The intervention appears to be safe. At 4 years post-transplantation we can now report that undifferentiated NPCs can be delivered by stereotaxis bilaterally to the putamina of patients with moderate to severe PD, without any complications attributable to the procedure. None of the patients showed unwanted motor disturbances (dyskinesias), tumor formation, or any detectable immune responses to the grafted cells. In six out of seven cases the procedure resulted in improved motor function, and a better response to L-DOPA (particularly in one remarkable case). Given that PD is a progressive disease, the 4-year data suggest that at the very least the NPCs are able to stop or slow down the motor deterioration one would expect to see in this timespan.
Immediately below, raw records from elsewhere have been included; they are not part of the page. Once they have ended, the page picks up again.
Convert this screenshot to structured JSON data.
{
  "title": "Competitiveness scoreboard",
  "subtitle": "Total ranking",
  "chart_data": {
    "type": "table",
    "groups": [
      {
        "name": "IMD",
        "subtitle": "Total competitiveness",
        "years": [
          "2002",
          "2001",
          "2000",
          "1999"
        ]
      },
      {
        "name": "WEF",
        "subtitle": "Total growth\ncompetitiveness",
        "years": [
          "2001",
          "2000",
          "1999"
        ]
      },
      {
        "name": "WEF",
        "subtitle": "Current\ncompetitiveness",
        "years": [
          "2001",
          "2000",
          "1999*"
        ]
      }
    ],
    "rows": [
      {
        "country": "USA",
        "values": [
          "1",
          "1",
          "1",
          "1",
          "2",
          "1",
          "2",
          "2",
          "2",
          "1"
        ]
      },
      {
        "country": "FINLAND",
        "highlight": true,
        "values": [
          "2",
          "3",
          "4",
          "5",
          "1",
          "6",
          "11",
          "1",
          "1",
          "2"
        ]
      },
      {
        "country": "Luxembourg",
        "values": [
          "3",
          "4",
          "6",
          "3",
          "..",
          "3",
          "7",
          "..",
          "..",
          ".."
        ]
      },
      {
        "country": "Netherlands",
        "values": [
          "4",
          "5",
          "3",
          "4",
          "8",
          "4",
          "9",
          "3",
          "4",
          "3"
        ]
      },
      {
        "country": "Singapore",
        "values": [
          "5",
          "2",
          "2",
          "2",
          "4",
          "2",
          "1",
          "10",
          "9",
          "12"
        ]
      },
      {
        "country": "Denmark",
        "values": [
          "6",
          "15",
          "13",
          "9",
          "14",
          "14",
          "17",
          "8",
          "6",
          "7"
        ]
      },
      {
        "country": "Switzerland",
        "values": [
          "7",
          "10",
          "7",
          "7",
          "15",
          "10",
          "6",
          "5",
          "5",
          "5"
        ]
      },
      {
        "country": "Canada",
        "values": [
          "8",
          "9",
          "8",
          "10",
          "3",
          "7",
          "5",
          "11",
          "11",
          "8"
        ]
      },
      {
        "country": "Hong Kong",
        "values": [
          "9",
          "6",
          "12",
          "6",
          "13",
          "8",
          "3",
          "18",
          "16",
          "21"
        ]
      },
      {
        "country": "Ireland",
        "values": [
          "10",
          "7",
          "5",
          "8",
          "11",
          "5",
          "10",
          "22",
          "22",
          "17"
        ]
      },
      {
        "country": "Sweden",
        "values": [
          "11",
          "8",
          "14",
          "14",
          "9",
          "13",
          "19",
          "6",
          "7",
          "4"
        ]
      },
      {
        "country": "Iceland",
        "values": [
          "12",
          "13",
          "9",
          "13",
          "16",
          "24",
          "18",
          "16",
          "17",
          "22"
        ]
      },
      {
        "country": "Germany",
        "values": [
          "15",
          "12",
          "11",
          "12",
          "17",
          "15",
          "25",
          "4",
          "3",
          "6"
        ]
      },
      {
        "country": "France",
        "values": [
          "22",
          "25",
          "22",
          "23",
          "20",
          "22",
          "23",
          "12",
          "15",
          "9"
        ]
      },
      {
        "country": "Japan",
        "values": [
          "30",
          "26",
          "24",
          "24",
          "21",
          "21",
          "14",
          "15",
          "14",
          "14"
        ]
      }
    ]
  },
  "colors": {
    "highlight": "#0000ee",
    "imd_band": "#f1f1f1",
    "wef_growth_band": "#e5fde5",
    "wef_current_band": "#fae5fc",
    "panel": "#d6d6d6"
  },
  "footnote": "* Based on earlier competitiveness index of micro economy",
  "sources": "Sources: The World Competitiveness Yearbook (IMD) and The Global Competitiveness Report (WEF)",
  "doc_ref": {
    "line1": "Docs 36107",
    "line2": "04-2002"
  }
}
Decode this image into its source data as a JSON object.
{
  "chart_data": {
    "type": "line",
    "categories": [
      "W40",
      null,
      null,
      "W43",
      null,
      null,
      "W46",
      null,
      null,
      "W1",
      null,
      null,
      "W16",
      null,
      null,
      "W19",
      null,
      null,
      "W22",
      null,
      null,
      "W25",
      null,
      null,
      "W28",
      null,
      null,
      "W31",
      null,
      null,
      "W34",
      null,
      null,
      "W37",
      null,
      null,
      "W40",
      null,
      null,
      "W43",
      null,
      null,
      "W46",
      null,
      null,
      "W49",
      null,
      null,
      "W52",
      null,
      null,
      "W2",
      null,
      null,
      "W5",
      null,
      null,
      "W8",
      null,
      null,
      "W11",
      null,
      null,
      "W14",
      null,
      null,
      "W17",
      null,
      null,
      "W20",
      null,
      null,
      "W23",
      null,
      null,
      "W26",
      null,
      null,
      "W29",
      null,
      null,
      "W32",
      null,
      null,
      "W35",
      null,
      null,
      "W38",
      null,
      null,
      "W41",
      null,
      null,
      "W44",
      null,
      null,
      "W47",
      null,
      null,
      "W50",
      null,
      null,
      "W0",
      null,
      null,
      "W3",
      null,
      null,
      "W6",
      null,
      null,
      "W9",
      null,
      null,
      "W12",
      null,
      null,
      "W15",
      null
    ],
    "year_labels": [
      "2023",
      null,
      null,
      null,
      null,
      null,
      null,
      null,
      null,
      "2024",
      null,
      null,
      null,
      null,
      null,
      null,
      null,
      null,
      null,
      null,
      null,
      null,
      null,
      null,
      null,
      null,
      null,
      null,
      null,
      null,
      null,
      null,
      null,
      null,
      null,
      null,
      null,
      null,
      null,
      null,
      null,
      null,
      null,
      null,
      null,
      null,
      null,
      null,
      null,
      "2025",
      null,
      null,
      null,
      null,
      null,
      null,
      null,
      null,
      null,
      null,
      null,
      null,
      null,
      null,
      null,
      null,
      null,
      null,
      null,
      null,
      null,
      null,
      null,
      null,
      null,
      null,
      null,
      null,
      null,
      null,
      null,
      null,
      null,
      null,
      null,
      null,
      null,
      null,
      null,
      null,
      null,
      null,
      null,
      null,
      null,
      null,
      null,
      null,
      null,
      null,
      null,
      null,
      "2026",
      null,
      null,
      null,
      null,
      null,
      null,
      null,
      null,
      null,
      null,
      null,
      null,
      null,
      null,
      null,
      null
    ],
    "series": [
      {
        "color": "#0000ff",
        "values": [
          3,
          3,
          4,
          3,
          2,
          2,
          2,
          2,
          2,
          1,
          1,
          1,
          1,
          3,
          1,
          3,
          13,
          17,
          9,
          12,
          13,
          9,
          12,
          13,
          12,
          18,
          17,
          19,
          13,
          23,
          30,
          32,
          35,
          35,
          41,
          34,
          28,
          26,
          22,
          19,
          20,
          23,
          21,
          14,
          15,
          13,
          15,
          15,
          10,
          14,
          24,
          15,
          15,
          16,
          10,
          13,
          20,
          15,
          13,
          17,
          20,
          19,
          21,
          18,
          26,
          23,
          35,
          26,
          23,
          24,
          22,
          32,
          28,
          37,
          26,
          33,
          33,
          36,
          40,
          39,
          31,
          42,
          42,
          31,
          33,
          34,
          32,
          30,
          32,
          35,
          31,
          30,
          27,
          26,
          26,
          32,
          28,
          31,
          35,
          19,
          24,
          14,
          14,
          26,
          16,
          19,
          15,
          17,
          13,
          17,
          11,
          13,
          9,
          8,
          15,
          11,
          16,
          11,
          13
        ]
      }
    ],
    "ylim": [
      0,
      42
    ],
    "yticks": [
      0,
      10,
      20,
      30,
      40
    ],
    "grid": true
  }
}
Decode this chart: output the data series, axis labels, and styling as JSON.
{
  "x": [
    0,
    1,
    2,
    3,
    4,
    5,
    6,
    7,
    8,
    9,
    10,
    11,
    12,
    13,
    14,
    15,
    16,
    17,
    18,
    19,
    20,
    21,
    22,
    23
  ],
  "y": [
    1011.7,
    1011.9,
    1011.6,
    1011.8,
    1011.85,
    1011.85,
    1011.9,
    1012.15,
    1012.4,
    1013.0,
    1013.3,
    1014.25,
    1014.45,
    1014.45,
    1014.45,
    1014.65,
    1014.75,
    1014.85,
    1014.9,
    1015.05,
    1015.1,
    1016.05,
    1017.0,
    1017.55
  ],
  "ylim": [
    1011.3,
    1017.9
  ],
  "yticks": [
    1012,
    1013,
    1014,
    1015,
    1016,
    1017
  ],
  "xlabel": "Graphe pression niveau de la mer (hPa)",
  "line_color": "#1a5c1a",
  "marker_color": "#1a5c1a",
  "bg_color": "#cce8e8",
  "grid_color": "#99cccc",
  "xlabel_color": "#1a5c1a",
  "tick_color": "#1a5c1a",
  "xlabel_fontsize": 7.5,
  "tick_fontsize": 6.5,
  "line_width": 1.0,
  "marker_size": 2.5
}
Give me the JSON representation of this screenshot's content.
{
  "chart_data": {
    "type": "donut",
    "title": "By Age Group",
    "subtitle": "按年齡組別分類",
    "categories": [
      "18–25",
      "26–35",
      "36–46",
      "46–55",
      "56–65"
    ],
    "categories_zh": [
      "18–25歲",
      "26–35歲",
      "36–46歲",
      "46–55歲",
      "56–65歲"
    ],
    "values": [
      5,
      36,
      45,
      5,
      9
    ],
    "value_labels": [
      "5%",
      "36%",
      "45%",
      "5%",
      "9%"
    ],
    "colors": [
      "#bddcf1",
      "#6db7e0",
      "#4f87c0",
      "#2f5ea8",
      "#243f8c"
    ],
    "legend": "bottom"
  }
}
Patients’ PET functional scans suggest that their improvements might be at least in some cases attributable to enhanced putaminal dopaminergic neurotransmission. Patients’ satisfactory pre-surgery neuropsychological scores were unaffected by grafting.

The encouraging results reported here merit further controlled clinical trials designed to test further safety and efficacy of intraputaminally grafted cell culture-manufactured undifferentiated NPCs to treat multiple deficiencies in PD.

Ethical Considerations

All procedures described herein were performed in compliance with the scientific and ethics committees of the Hospital Angeles Pedregal, the Declaration of Helsinki, and approved by the Comisión Federal para la Protección de Riesgos Sanitarios (COFEPRIS, CMN2012-027). Fetal tissue was obtained in 1998 at Good Samaritan Hospital (Los Angeles, CA) with institutional approval #97-11-01, within their neuro-transplantation program. Human fetal brain tissue donor informed consent forms were obtained in accordance with NIH guidelines for use of fetal tissue (available from: http://stemcells.nih.gov/staticresources/news/newsArchives/fr25au00-136.htm), as well as US federal, and CA state laws. PD patients selected for the study signed letters of informed consent of their own free will, after the protocol had been carefully described to them, emphasizing the use of human fetal tissue, and the requirement for their commitment to lengthy pre- and post-surgery evaluations. Tissue donors and NPC recipients remained unknown to each other.